Al fin llegó el día de la boda. El fotógrafo os miraba, empujaba tu hombro, le movía la nuca; le soltaba la cola y se la recogía. Decía que la miraras como esa primera vez. Son importantes las imágenes de ese vuestro día. De blanco. De gris marengo. Porque se recalará en ellas, se las interrogará, se mostrarán para crear identidad en los que vienen, quizá los hijos. Y más. Pero el fotógrafo es incapaz de robaros el alma, de captar ese flujo que te debería recorrer, de ti a ella, eres tú quien me preocupa. Es a ti a quien sigo amando. No os llenáis, no os ajustáis, no sois mitades de nada. Lo conveniente no siempre es lo acertado.
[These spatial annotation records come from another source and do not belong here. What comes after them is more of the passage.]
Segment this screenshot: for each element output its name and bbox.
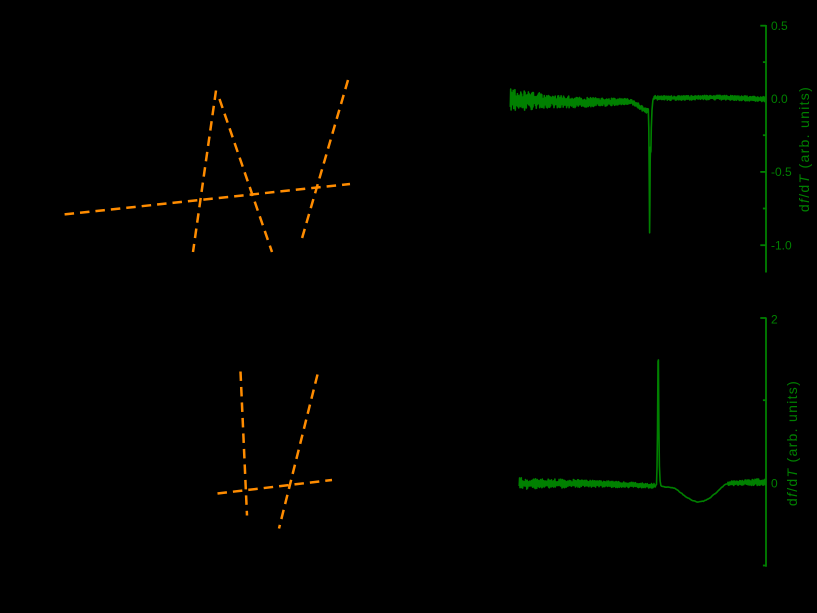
top axis tick labels	[771, 19, 792, 252]
svg-text:0: 0	[771, 477, 778, 491]
minor ticks bottom axis	[763, 399, 766, 401]
major ticks top axis	[760, 25, 766, 27]
svg-text:df/dT (arb. units): df/dT (arb. units)	[796, 86, 812, 212]
major ticks bottom axis	[760, 317, 766, 319]
fit line D (near-vertical, bottom panel)	[241, 372, 248, 516]
fit line S1 (shallow baseline, top panel)	[65, 184, 350, 214]
svg-text:-1.0: -1.0	[771, 238, 792, 252]
fit line A (steep ascent, top panel)	[193, 91, 216, 253]
svg-text:2: 2	[771, 313, 778, 327]
svg-text:df/dT (arb. units): df/dT (arb. units)	[784, 380, 800, 506]
fit line B (descent, top panel)	[220, 99, 273, 252]
bottom axis tick labels	[771, 313, 778, 491]
fit line E (steep descent, bottom panel)	[279, 375, 318, 529]
svg-text:0.0: 0.0	[771, 92, 788, 106]
top-left panel: orange dashed linear fits	[65, 80, 350, 529]
minor ticks top axis	[763, 61, 766, 63]
bottom-right green axis spine	[760, 318, 766, 567]
top-right derivative trace	[510, 89, 765, 233]
svg-text:-0.5: -0.5	[771, 165, 792, 179]
fit line F (shallow baseline, bottom panel)	[218, 480, 333, 494]
svg-text:0.5: 0.5	[771, 19, 788, 33]
fit line C (right ascent, top panel)	[301, 80, 349, 244]
top-right green axis spine	[760, 25, 766, 273]
bottom-right derivative trace	[519, 360, 765, 502]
Porque tocaba, porque los demás lo hacían, porque la familia presionaba; porque el lenguaje es conservador para ciertas situaciones y a ti nunca te gustaron las palabras difusas. Proteges tu estatus, pequeño burgués. Siempre equidistante.
-No los veo. Es la primera vez que me pasa en toda una carrera fotográfica. No parecen recién casados.
-Ya. Son como figurantes.
-Eso mismo.
Cuando se separaron nadie pidió su trozo de la tarta. El álbum se fue al contenedor de lo reciclado: ni tuyo, ni mío, que alguien lo use. El amor como la belleza es obscenamente visible o no sale. O no es.